Et toi, Lolotrail, c’est quoi ta VMA alors?

Pour déterminer cette fameuse VMA, il faut faire un test et il en existe plein de sortes  avec des noms barbares (VAMEVAL, Léger, 1/2 Cooper, …). Ce soir, la méthode proposée par le LAC était celle de Brue.

Ça consiste à courir derrière un vélo qui va de plus en plus vite et dès qu’on arrive plus à le suivre, on s’arrête et on note son temps de course. Dans le détail, le vélo part à une vitesse de 8 km/h puis toutes les 30″ il augmente sa vitesse de 0.3km/h.
Donc si on arrive à le suivre 10 minutes, il aura accéléré 20 fois de 0.3 km/h soit 6 km/h. On aura alors atteint une vitesse de 14 km/h, c’est notre VMA. En réalité, il y a des correctifs pour avoir la vraie VMA, ça n’est pas si simple mais c’est le principe.

Pour ce test nous étions 9 au départ (+ le cycliste) : 3 demoiselles et 6 mecs. Dans le lot, il y avait le Nono de notre club (Noël Modoux, Vétéran 2) qui court très vite. Pour moi, c’est celui qui durera le plus. Je ne connais pas le niveau des autres.
Nous partons pour 1 tour de chauffe à 8 km/h puis on s’arrête et l’exercice commence. Au début, l’allure est lente, on a même tendance à accélérer plus que le vélo mais on n’a pas le droit de le doubler.
Au fur et à mesure des accélérations, le peloton s’égraine, nous perdons 1 fille, puis 2, puis 3. Il ne reste que les hommes. C’est le tour du plus ancien de lâcher prise, nous devons être à 10-11 minutes de courses.
Quelques minutes plus tard, j’entends qu’un autre recherche vraiment de l’oxygène, il est gêné dans sa respiration et s’arrête. Puis un autre… Nous restons à 3 pendant un moment (et 3 des Lacets du Lizon, comme quoi courir dans les montagnes, ça a du bon!), le rythme s’accélère toujours, nous devons avoir passé le 1/4 d’heure. Encore un abandon, il ne reste que Nono et moi.
J’avoue que là, ça commence à tirer… Et puis c’est au tour de Nono d’avoir de souci de respiration, il me fait signe de prendre la corde et s’arrête… Je suis un Higlander, il ne reste que moi !!! Enfin, ne fanfaronnons pas trop car je ferai 3/4 de tour de plus pour craquer après 17’36sec de course.

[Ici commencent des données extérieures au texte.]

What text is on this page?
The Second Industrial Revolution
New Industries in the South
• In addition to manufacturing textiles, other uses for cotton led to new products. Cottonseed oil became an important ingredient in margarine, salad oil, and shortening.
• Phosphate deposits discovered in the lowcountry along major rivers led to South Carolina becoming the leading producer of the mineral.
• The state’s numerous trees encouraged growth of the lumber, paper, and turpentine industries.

Pendant que notre cycliste note les temps de tout le monde et se lance dans ses calculs, nous partons, après un petit repos mérité, faire quelques séries de 3 x 200m que j’ai fait au sprint!!! Bref, je finis cette séance “carpette” !

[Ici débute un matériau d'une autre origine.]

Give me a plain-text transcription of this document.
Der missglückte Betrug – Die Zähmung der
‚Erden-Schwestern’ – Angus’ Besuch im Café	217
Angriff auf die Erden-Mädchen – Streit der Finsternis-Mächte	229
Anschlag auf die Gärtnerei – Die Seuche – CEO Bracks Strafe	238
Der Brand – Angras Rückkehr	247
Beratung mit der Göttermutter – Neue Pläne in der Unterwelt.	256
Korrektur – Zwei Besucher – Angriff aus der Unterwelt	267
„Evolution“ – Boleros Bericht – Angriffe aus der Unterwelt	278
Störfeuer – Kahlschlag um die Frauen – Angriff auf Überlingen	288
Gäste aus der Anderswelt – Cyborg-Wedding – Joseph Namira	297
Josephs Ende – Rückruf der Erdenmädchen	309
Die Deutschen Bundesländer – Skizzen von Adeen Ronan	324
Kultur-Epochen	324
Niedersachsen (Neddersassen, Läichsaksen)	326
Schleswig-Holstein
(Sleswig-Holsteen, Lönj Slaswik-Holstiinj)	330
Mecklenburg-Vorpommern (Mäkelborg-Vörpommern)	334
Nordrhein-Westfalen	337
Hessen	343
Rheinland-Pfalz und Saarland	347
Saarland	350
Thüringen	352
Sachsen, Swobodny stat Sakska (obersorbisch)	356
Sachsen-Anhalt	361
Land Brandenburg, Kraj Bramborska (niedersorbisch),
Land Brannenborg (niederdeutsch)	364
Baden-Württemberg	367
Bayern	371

Nous revenons pour les résultats et il m’annonce une VMA à 19.5 km/h !!! Quelle surprise, je pensais être à 16 ou 17 !!!! Nono est à 18.75 km/h, j’aimerai bien avoir son niveau quand j’aurai son âge!

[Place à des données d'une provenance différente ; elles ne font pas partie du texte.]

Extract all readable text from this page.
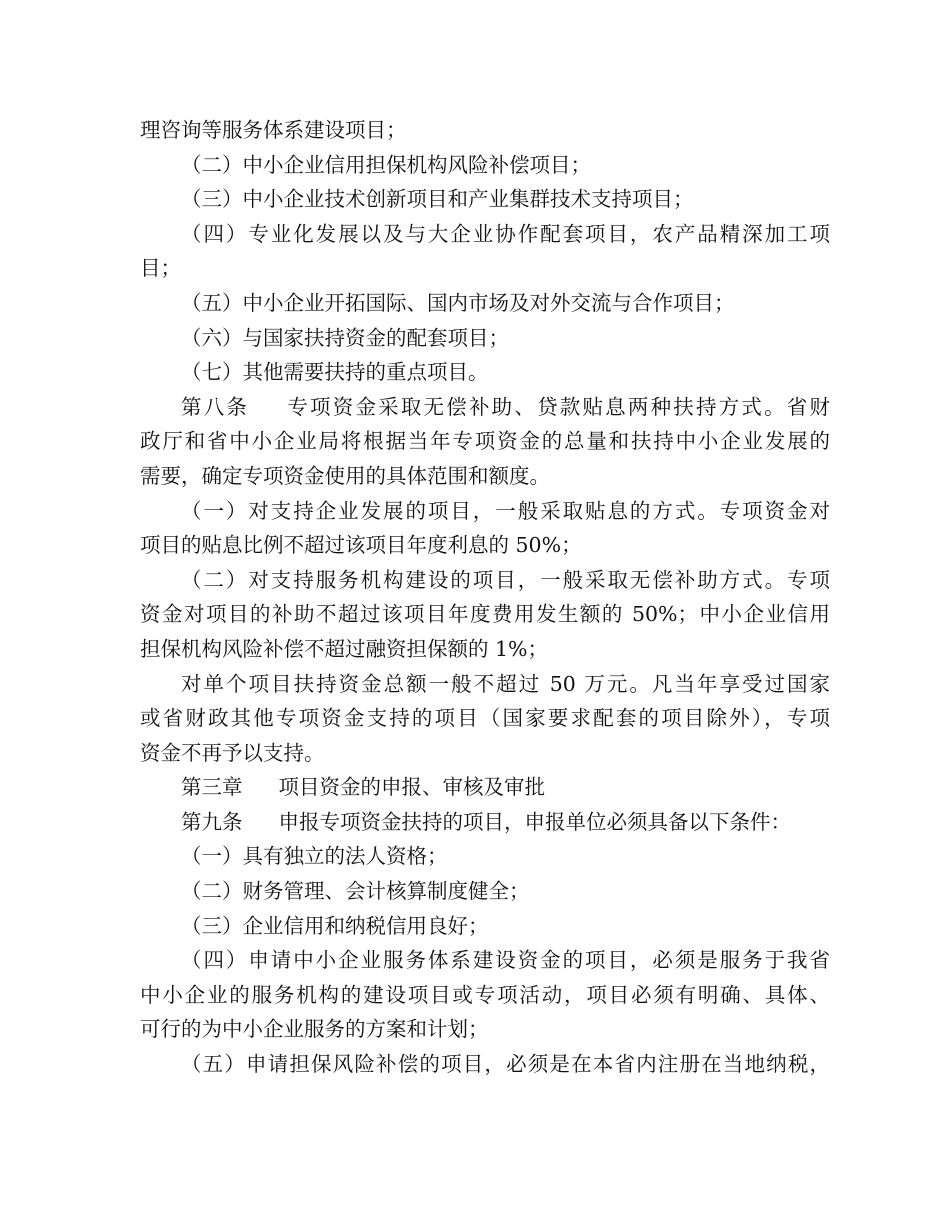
理咨询等服务体系建设项目；
（二）中小企业信用担保机构风险补偿项目；
（三）中小企业技术创新项目和产业集群技术支持项目；
（四）专业化发展以及与大企业协作配套项目，农产品精深加工项
目；
（五）中小企业开拓国际、国内市场及对外交流与合作项目；
（六）与国家扶持资金的配套项目；
（七）其他需要扶持的重点项目。
第八条 专项资金采取无偿补助、贷款贴息两种扶持方式。省财
政厅和省中小企业局将根据当年专项资金的总量和扶持中小企业发展的
需要，确定专项资金使用的具体范围和额度。
（一）对支持企业发展的项目，一般采取贴息的方式。专项资金对
项目的贴息比例不超过该项目年度利息的 50%；
（二）对支持服务机构建设的项目，一般采取无偿补助方式。专项
资金对项目的补助不超过该项目年度费用发生额的 50%；中小企业信用
担保机构风险补偿不超过融资担保额的 1%；
对单个项目扶持资金总额一般不超过 50 万元。凡当年享受过国家
或省财政其他专项资金支持的项目（国家要求配套的项目除外），专项
资金不再予以支持。
第三章 项目资金的申报、审核及审批
第九条 申报专项资金扶持的项目，申报单位必须具备以下条件：
（一）具有独立的法人资格；
（二）财务管理、会计核算制度健全；
（三）企业信用和纳税信用良好；
（四）申请中小企业服务体系建设资金的项目，必须是服务于我省
中小企业的服务机构的建设项目或专项活动，项目必须有明确、具体、
可行的为中小企业服务的方案和计划；
（五）申请担保风险补偿的项目，必须是在本省内注册在当地纳税，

Wahh, t’es trop fort Lolotrail ! Et tu en tires quoi comme conclusion?

Et bien la première, c’est que c’est de bonne augure pour mon marathon-relai de dimanche à Montpellier car avec cette VMA, je suis censé être capable de faire mon semi en 1h20. Mon objectif était de 1h30 alors je vais le revoir un peu à la hausse, qui ne tente rien n’a rien!

Ensuite, j’essaierai de construire un peu mieux mes séances de fractionné en ne faisant plus au feeling mais par rapport à cette VMA.

C’est bon, j’ai répondu à tes questions?